Under growing pressure, some Indian companies have already begun adjusting.

Major refiners, including Reliance Industries, have indicated that they may stop importing Russian crude in 2026 to avoid secondary sanctions, which are penalties imposed on foreign companies that do business with sanctioned Russian entities.

Despite these moves, US officials have made it clear that partial reductions may not be enough. The demand is for a complete exit from Russian energy trade.

End note 

As the US Congress prepares to vote on the sanctions bill, the threat of a 500% tariff on India has become a defining issue in global trade and diplomacy.

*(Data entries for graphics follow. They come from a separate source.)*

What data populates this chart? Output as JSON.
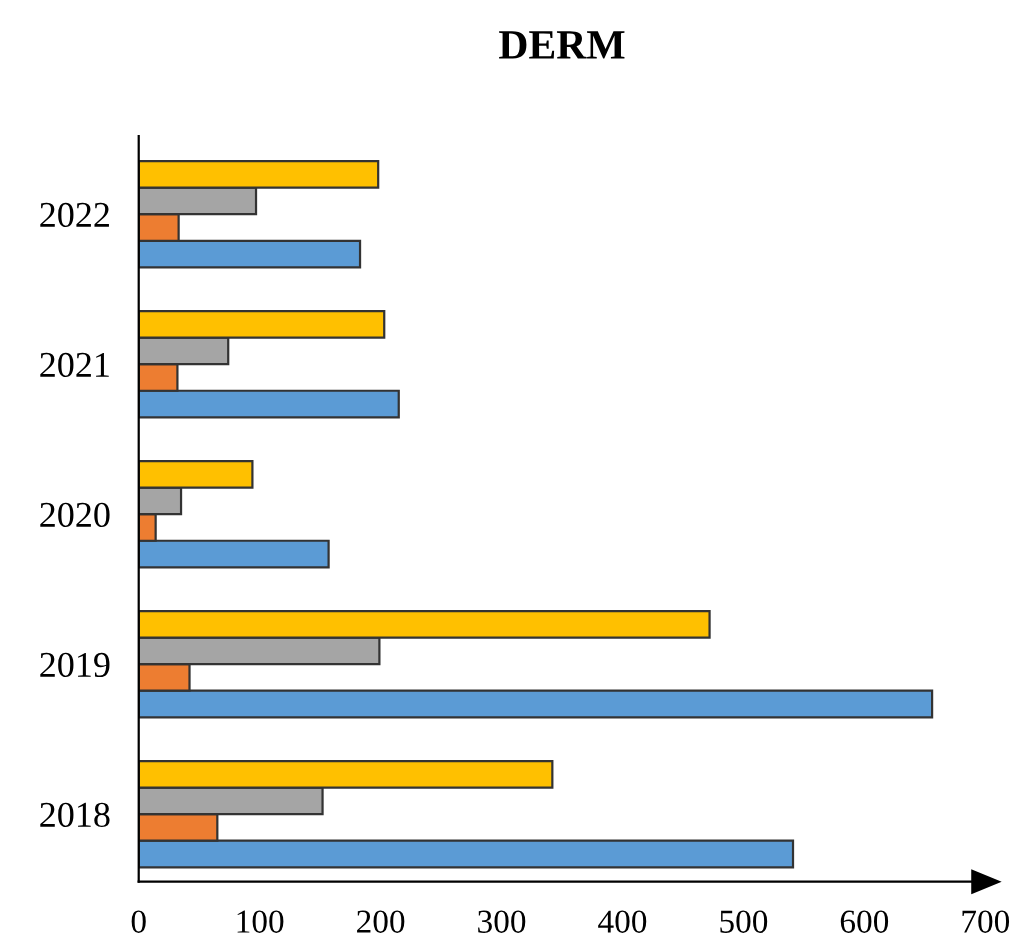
{
  "chart_data": {
    "type": "bar",
    "orientation": "horizontal",
    "title": "DERM",
    "categories": [
      "2022",
      "2021",
      "2020",
      "2019",
      "2018"
    ],
    "series": [
      {
        "color": "#5b9bd5",
        "values": [
          183,
          215,
          157,
          656,
          541
        ]
      },
      {
        "color": "#ed7d31",
        "values": [
          33,
          32,
          14,
          42,
          65
        ]
      },
      {
        "color": "#a5a5a5",
        "values": [
          97,
          74,
          35,
          199,
          152
        ]
      },
      {
        "color": "#ffc000",
        "values": [
          198,
          203,
          94,
          472,
          342
        ]
      }
    ],
    "xlim": [
      0,
      700
    ],
    "xticks": [
      0,
      100,
      200,
      300,
      400,
      500,
      600,
      700
    ],
    "grid": false,
    "legend": false
  }
}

The timing is particularly sensitive, coinciding with the expected arrival of the new US Ambassador to India, Sergio Gor.

While Prime Minister Narendra Modi and President Donald Trump have publicly emphasized strong bilateral ties, the reality of trade economics is creating a serious strain.

India now faces a difficult decision: continue its discounted Russian energy imports or protect its multi-billion-dollar trade relationship with the United States.

The outcome could reshape not only India–US relations, but also the future of global energy trade.